Key to improving access will be the recruitment of extra staff.
And having struggled to recruit GPs in recent years, the government is instead changing the funding rules to allow practices to take on more senior nurses and GP assistants, the equivalent of health-care assistants in hospitals.
Until now, much of the extra money available to general practice for new staff has had to be spent on non-nurse staff such as physiotherapists and pharmacists.
Pharmacists are also being given more powers to dispense medications, such as contraception, as well as taking on referrals from A&E for minor illnesses such as coughs and headaches.
Ministers hope these measures will free up about three million appointments a year - 1% of the total.

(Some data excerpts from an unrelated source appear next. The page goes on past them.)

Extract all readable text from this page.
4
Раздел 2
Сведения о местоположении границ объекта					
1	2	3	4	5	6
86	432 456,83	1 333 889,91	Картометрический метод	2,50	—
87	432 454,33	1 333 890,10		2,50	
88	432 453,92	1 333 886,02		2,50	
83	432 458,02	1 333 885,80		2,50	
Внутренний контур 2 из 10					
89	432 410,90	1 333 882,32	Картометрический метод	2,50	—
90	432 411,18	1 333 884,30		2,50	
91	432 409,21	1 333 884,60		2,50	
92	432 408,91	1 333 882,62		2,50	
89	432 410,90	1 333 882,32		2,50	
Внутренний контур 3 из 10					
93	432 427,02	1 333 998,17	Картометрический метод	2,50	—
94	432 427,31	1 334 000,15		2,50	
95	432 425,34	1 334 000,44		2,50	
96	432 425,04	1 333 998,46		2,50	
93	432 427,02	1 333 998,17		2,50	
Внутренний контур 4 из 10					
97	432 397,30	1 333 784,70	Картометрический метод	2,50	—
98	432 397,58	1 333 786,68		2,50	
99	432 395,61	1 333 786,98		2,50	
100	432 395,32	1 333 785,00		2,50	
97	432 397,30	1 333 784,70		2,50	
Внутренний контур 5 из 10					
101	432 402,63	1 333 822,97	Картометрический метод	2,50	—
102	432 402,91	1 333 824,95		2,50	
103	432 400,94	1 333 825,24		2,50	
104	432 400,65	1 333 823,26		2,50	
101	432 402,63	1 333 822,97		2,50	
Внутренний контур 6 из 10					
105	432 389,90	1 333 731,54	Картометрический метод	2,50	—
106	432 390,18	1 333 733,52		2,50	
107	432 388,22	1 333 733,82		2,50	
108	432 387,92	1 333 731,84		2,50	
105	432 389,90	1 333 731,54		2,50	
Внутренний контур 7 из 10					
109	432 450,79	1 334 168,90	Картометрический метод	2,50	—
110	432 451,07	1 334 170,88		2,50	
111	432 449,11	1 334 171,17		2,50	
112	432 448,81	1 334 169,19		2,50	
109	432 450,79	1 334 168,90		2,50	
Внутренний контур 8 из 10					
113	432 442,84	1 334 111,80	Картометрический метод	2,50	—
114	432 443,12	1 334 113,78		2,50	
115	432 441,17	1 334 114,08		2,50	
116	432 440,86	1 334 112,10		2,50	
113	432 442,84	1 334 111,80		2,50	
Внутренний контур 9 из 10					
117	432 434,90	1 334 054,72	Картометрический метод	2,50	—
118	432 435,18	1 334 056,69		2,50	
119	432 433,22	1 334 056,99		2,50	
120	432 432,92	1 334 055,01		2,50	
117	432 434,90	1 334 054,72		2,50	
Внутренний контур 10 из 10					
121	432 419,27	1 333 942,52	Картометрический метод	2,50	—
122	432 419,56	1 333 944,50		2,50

Our Plan for Patients will also detail the support the hospital system will receive for ambulances and A&E as well as to tackle the backlog in routine treatments.
Prof Martin Marshall, of the Royal College of GPs, said the announcement on GPs did not amount to a proper plan and would have a "minimal impact", accusing ministers of "lumbering a struggling service with more expectations" without the means to achieve them.
"GPs share patients' frustrations when we cannot deliver the care we want to deliver in a timely way," he said.
"But we are caring for an increasing number of patients, with increasingly complex health needs and carrying out more consultations with fewer qualified, full-time GPs."
Labour shadow health secretary Wes Streeting said: "The Conservatives have failed to provide the doctors and nurses needed to treat patients on time - and patients are paying the price in record long waiting times.
"Unless the government bring forward a plan for the NHS staffing crisis , they don't have a plan for the NHS."